The discovery of place-representing neurons in the hippocampal formation has been recognized by the Nobel Committee as a paradigm shift in Neuroscience (Burgess, 2014). Here we call attention to an innovative paper of particular note (Zhang and Manahan-Vaughan, 2015) that added important findings to this field of study.
Zhang and Manahan-Vaughan investigated the contribution of olfactory cues to the formation of place fields in hippocampal neurons. For this purpose, they put male Wistar rats in the darkness into a 80 × 80 cm square box. Four odors (orange, vanilla, almond, and lemon) were placed into the quadrants of the arena. Chocolate crumbs were scattered across the arena to encourage exploratory behavior. The researchers observed the formation of stable place fields in the hippocampal neurons, even though visual cues were unavailable to the rats. The place fields rotated when the odor placements were rotated, and remapped when the odors were shuffled. The authors concluded that “despite the less precise nature of olfactory stimuli compared with visual stimuli, these can substitute for visual inputs to enable the acquisition of metric information about space.”

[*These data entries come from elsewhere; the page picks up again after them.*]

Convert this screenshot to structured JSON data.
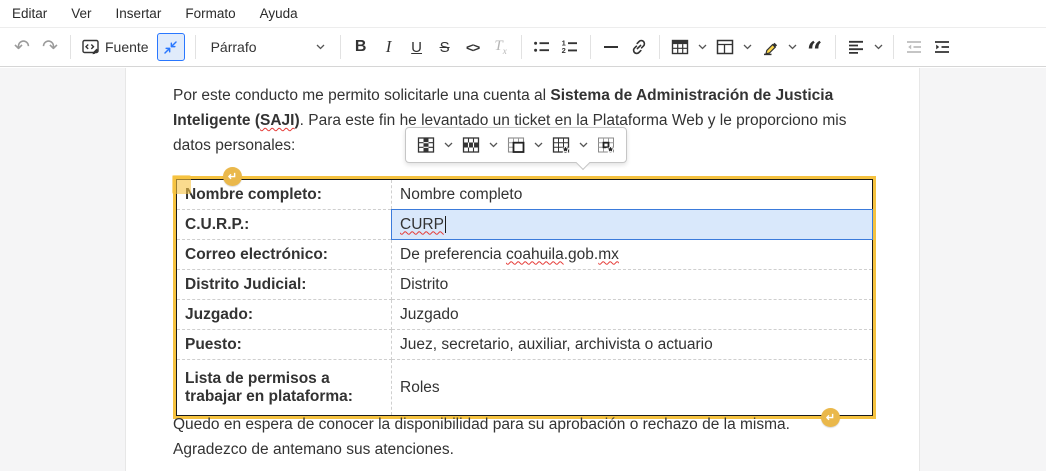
{
  "colors": {
    "accent-blue": "#2977ff",
    "widget-yellow": "#f5c240",
    "cell-sel-bg": "#d9e8fb",
    "cell-sel-border": "#3b7bdb",
    "spell-red": "#e53935",
    "highlighter-yellow": "#fbd64a"
  },
  "menu_bar": {
    "items": [
      "Editar",
      "Ver",
      "Insertar",
      "Formato",
      "Ayuda"
    ]
  },
  "toolbar": {
    "undo_glyph": "↶",
    "redo_glyph": "↷",
    "source_label": "Fuente",
    "paragraph_label": "Párrafo",
    "bold_glyph": "B",
    "italic_glyph": "I",
    "underline_glyph": "U",
    "strike_glyph": "S",
    "code_glyph": "<>",
    "remove_format_t": "T",
    "remove_format_x": "x",
    "quote_glyph": "“",
    "button_icons": [
      "undo-icon",
      "redo-icon",
      "source-editing-icon",
      "collapse-view-icon",
      "paragraph-dropdown",
      "bold-icon",
      "italic-icon",
      "underline-icon",
      "strikethrough-icon",
      "code-icon",
      "remove-format-icon",
      "bulleted-list-icon",
      "numbered-list-icon",
      "horizontal-line-icon",
      "link-icon",
      "insert-table-icon",
      "layout-table-icon",
      "highlighter-icon",
      "block-quote-icon",
      "text-alignment-icon",
      "outdent-icon",
      "indent-icon"
    ]
  },
  "balloon_toolbar": {
    "button_icons": [
      "table-column-icon",
      "table-row-icon",
      "merge-cells-icon",
      "table-properties-icon",
      "cell-properties-icon"
    ]
  },
  "document": {
    "paragraph1": {
      "text_start": "Por este conducto me permito solicitarle una cuenta al ",
      "bold_prefix": "Sistema de Administración de Justicia Inteligente (",
      "bold_spellcheck": "SAJI",
      "bold_suffix": ")",
      "text_end": ". Para este fin he levantado un ticket en la Plataforma Web y le proporciono mis datos personales:"
    },
    "table": {
      "rows": [
        {
          "label": "Nombre completo:",
          "value": "Nombre completo"
        },
        {
          "label": "C.U.R.P.:",
          "value": "CURP"
        },
        {
          "label": "Correo electrónico:",
          "value_p1": "De preferencia ",
          "value_sp1": "coahuila",
          "value_p2": ".gob.",
          "value_sp2": "mx"
        },
        {
          "label": "Distrito Judicial:",
          "value": "Distrito"
        },
        {
          "label": "Juzgado:",
          "value": "Juzgado"
        },
        {
          "label": "Puesto:",
          "value": "Juez, secretario, auxiliar, archivista o actuario"
        },
        {
          "label": "Lista de permisos a trabajar en plataforma:",
          "value": "Roles"
        }
      ]
    },
    "closing1": "Quedo en espera de conocer la disponibilidad para su aprobación o rechazo de la misma.",
    "closing2": "Agradezco de antemano sus atenciones.",
    "insert_paragraph_glyph": "↵"
  }
}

According to the currently prevalent theory, hippocampal formation constructs and maintains cognitive spatial maps. Most of the experimental evidence for this theory comes from the studies on navigation in laboratory rats and mice, typically male animals. While these animals exhibit a rich repertoire of behaviors associated with navigation, including locomotion, head movements, whisking, sniffing, raring and scent marking, the contribution of these behavioral patterns to hippocampal activity has not been sufficiently studied. Instead, many publications have considered animal position in space as the single variable that affects the firing of hippocampal place cells and entorhinal grid cells. Here we argue that future work should focus on a more detailed examination of different behaviors exhibited during navigation in order to interpret the cause of spatial tuning in hippocampal neurons. As a step in this direction, we have analyzed data from two datasets, shared online, containing recordings from rats navigating in square and round arenas. Our analyses revealed structured, grid-like navigation patterns, evident from the spatial maps of animal position, velocity and acceleration. Moreover, grid cells available in the datasets exhibited the same spatial periodicity as the navigation parameters. These findings cast doubt on the cognitive-map interpretation of grid cells, since they suggest that neuronal spatial patterns could be caused by behaviors associated with navigation instead of representing a hierarchically high spatial map. Additionally, we speculate that scent marks left by navigating animals could contribute to neuronal responses while rats and mice sniff their environment.